In regards to Chinese herbal medicine there is considerable knowledge concerning both efficacy and safety for gynaecological disorders, such as irregular menstruation, amenorrhea and PCOS with infertility [16,17]. An advantage of CHM treatment is that it utilizes individualized formulas tailored to a patient’s condition. In this case, the first formula was used to improve her ‘blood stasis syndrome’ which in TCM is a phenomena related to amenorrhea, to induce her menses. The second formula mainly addressed the ovarian dysfunction with some of the herbal ingredients, such as Radix Salvia miltiorrhizae, and Rhizoma Coptis chinensis, also having beneficial effects on metabolic syndrome . As a result, the treatment achieved not only her conception but also prevention of gestational diabetes during the pregnancy in this woman with multiple metabolic and reproductive conditions. CHM as an effective treatment for PCOS with subfertility has been evidenced by previous clinical studies . These studies included 344 subjects who were diagnosed with PCOS and subfertility without NAFLD and hyperlipidaemia. The result of our case report demonstrates that CHM may be effective for complex metabolic and reproductive disorders with infertility.

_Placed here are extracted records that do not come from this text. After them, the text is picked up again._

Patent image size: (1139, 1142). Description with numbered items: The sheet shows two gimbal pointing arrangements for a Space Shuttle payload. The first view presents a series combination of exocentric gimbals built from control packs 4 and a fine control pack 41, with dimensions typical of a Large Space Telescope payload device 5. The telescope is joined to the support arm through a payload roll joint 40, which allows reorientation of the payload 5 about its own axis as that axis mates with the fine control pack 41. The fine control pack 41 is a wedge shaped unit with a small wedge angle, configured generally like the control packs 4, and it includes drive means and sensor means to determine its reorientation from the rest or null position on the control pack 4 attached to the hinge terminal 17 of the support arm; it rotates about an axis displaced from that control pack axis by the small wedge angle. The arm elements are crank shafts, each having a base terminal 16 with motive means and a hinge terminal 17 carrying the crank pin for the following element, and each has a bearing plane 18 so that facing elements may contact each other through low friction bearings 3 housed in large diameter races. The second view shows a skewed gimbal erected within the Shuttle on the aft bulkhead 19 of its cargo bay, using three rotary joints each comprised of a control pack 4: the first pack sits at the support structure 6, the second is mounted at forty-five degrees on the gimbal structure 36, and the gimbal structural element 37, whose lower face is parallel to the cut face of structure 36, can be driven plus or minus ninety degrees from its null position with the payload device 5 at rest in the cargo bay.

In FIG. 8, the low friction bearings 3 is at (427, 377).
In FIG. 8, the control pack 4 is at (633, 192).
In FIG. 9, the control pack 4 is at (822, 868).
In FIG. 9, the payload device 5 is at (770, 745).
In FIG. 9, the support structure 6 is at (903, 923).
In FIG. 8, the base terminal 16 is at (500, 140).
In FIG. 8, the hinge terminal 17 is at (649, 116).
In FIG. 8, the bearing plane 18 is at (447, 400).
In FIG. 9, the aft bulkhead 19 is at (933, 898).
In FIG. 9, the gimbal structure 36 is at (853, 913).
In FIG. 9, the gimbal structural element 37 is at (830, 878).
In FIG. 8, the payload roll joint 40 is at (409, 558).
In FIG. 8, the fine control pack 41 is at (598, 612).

In summary, herbal medicinal formulas may work on multiple targets simultaneously to improve metabolic syndrome manifestations such as PCOS, especially when there is more than one metabolic condition involved. More specifically, this case report demonstrates how herbal medicine can be applied to encourage the regularity of the menstrual cycle, promote ovulation and improve lipid metabolism to ameliorate PCOS and NAFLD related symptoms whilst also facilitating conception. The successful treatment with CHM for this case highlights a potential of natural therapy to manage coexisting NAFLD, PCOS and subfertility cohesively. The reliability of CHM for the treatment of complex endocrinal and reproductive disease is therefore worthwhile and needs to be implemented though rigorously designed randomized and controlled clinical trials.